Prosecutor Warren Stanier said that at the beginning of July last year, Lees broke into a terraced house in Clarence Road while the people living there were away.
As well as stealing a games console and camera from the house, he stole items of ladies' underwear - a recurrent theme in his burglaries, according to Mr Stanier.
He burgled the same house again last September - this time when a 16-year-old girl was asleep in the living room with the family dog.
Lees disturbed the dog, and the girl awoke to find him standing in front of her. When she challenged Lees he made no reply and walked out.
The girl alerted her mother who came downstairs and, on hearing a noise outside, looked out of the window and came face to face with Lees who was still hanging around.
Mr Stanier said it had such a traumatic effect on the family, with the girl frightened of what might have happened if the dog had not woken, that they had decided to move.
In October, Lees targeted another house in Clarence Road, breaking in during the afternoon by removing beading from a rear lounge window.
When the woman who lived there with her two daughters got home she reported the break-in, but at first did not realise items of underwear had been stolen.

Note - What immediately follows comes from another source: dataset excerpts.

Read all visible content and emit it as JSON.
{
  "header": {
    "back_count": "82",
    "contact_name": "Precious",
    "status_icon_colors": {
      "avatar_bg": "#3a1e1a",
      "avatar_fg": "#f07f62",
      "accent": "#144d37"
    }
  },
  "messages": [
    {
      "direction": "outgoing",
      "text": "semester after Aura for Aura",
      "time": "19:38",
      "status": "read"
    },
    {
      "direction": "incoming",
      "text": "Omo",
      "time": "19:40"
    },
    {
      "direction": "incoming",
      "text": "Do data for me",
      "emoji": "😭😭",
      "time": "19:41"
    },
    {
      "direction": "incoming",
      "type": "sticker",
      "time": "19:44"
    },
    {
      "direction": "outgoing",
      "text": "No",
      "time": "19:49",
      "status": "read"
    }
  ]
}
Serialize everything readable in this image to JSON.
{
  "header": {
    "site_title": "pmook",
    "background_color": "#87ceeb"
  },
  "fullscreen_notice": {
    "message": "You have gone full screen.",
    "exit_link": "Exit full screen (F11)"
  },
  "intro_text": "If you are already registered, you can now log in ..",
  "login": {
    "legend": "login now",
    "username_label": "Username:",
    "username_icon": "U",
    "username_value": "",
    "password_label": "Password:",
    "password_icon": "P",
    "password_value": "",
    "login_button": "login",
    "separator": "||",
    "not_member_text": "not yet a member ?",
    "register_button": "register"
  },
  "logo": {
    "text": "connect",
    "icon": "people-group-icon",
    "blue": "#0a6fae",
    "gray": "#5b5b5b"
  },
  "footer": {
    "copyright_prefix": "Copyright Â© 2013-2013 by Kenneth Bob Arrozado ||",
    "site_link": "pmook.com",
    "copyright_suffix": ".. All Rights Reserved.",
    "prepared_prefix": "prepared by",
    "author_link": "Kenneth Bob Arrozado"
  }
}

Later that month she was asleep in bed when Lees broke in at 6am through the same window.
She was disturbed by her bedroom door being opened and Lees walking into the room. When she screamed, Lees quickly left and slammed the door shut.
The woman was aware neighbours had suffered similar incidents but said she feels ‘victimised and singled out’ and is scared to stay overnight in her own home.
When she spoke to a neighbour the next day, that woman realised the break-in was probably connected to instances when underwear was stolen from her washing line.
Her housemate had also suffered similar thefts, so they reported their suspicions to the police.
And when Lees was arrested their underwear was among a number of bags of similar items recovered from his bedroom.
Officers also found the remnants of 12 cannabis plants he had grown for his own use.
Mr Stanier pointed out that in 2003, Lees had been given a three-year community order, later varied to a three-month jail term after he breached the order, for indecently assaulting a woman and stealing underwear from washing lines.
That time, he walked into her home and put his hand under the duvet while she and her boyfriend were asleep.
He was given another community sentence in 2005 for further thefts of underwear from washing lines.
Robert Hodgkinson, defending, said one psychiatrist who examined Lees ‘thinks he suffers from full-on obsessive compulsive disorder’ – but a second puts his behaviour down to ‘a mental disorder of sexual preferences, namely a fetish, a sexual attraction to women’s underwear since the age of 14.’